Diversity and Inclusion in Law School and Higher Education

The Way of ColorInsight: Understanding Race and Law Effectively Through Mindfulness-Based ColorInsight Practices

Document Type

Law Review Article

Publication Date

10-2016

Keywords

diverse campus environment, campus climate

Abstract

Despite much good effort to the contrary, reports from a wide variety of fields and locations serve daily to remind us that race still matters in America. To many legal scholars, these reports are not only not news but they suggest work that must be done within the legal academy to minimize racial bias within contemporary law. For example, in his groundbreaking Article, Trojan Horses of Race, Jerry Kang highlighted the research identifying and confirming implicit bias as a pervasive cognitive, interpersonal dynamic, and placed on the research agenda that should follow this revelation scholarship by law professors examining “teaching strategies,” as well as “debiasing programs, and [educational] environments.” More recently, Margalynne Armstrong and Stephanie Wildman have argued that educators, especially those in law, must move from “colorblindness to color insight,” developing approaches to teaching law which increase our capacity to understand race, and in particular Whiteness, and its pervasive operation in the law. This is so even though teaching and learning about race, and especially about Whiteness, is notoriously difficult for all of us.

To teach about race in ways that increase understanding and minimize bias, and to do so in increasingly diverse classrooms requires that we each continually explore new methods and be radically open to adopting what works. This Article breaks ground by importing analyses and findings from the interdisciplinary literature on the pedagogy of race into the legal education literature, a body of scholarship which elaborates how both colorblindness and implicit bias may impact performance in law school classrooms and in practice beyond, and by identifying ways that contemplative pedagogy may be an important component of effective corrective responses.
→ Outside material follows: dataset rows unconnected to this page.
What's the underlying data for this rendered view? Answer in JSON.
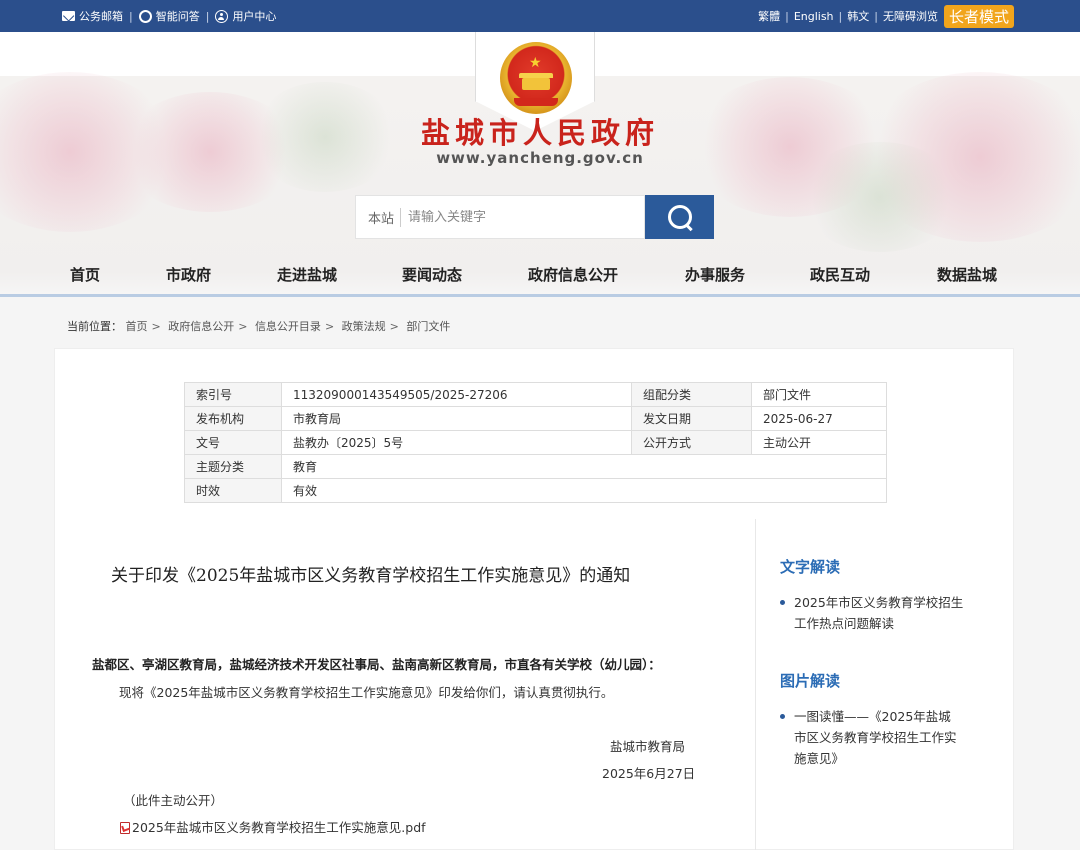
{
  "topbar": {
    "links": [
      {
        "label": "公务邮箱",
        "icon": "mail-icon"
      },
      {
        "label": "智能问答",
        "icon": "chat-icon"
      },
      {
        "label": "用户中心",
        "icon": "user-icon"
      }
    ],
    "right_links": [
      "繁體",
      "English",
      "韩文",
      "无障碍浏览"
    ],
    "elder_mode": "长者模式"
  },
  "header": {
    "title": "盐城市人民政府",
    "url": "www.yancheng.gov.cn"
  },
  "search": {
    "scope": "本站",
    "placeholder": "请输入关键字"
  },
  "nav": [
    "首页",
    "市政府",
    "走进盐城",
    "要闻动态",
    "政府信息公开",
    "办事服务",
    "政民互动",
    "数据盐城"
  ],
  "breadcrumb": {
    "label": "当前位置：",
    "items": [
      "首页",
      "政府信息公开",
      "信息公开目录",
      "政策法规",
      "部门文件"
    ]
  },
  "meta": {
    "index_label": "索引号",
    "index_value": "113209000143549505/2025-27206",
    "group_label": "组配分类",
    "group_value": "部门文件",
    "issuer_label": "发布机构",
    "issuer_value": "市教育局",
    "date_label": "发文日期",
    "date_value": "2025-06-27",
    "docno_label": "文号",
    "docno_value": "盐教办〔2025〕5号",
    "open_label": "公开方式",
    "open_value": "主动公开",
    "topic_label": "主题分类",
    "topic_value": "教育",
    "valid_label": "时效",
    "valid_value": "有效"
  },
  "document": {
    "title": "关于印发《2025年盐城市区义务教育学校招生工作实施意见》的通知",
    "recipients": "盐都区、亭湖区教育局，盐城经济技术开发区社事局、盐南高新区教育局，市直各有关学校（幼儿园）：",
    "body": "现将《2025年盐城市区义务教育学校招生工作实施意见》印发给你们，请认真贯彻执行。",
    "sign_org": "盐城市教育局",
    "sign_date": "2025年6月27日",
    "public_note": "（此件主动公开）",
    "attachment": "2025年盐城市区义务教育学校招生工作实施意见.pdf"
  },
  "sidebar": {
    "text_reading_title": "文字解读",
    "text_reading_item": "2025年市区义务教育学校招生工作热点问题解读",
    "image_reading_title": "图片解读",
    "image_reading_item": "一图读懂——《2025年盐城市区义务教育学校招生工作实施意见》"
  },
  "colors": {
    "topbar": "#2b4f8c",
    "accent_blue": "#2b6cb5",
    "title_red": "#c9231c",
    "elder_orange": "#f1a51c"
  }
}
Specifically, in this Article, I argue that educators may increase capacity to understand the impacts of race and color on law and legal education, minimize implicit bias, improve student performance and better promote the interests of justice in a diverse society by working to incorporate and blend these two important pedagogical trends: the theory and practice supporting inclusive and identity-safe classrooms; and the theory and practice of mindfulness in teaching and learning. Building on the work of Armstrong and Wildman, DiAngelo, and other scholars of the pedagogy of race, I identify mindfulness as essential to teaching and learning in this area. Specifically, I introduce and describe the Practices of ColorInsight as a set of mindfulnessbased and compassion-based pedagogical practices which support the development of such awareness and the building of the capacity and stamina necessary to cross-racial engagement notwithstanding the challenging issues that routinely arise across personal, interpersonal, and systemic domains.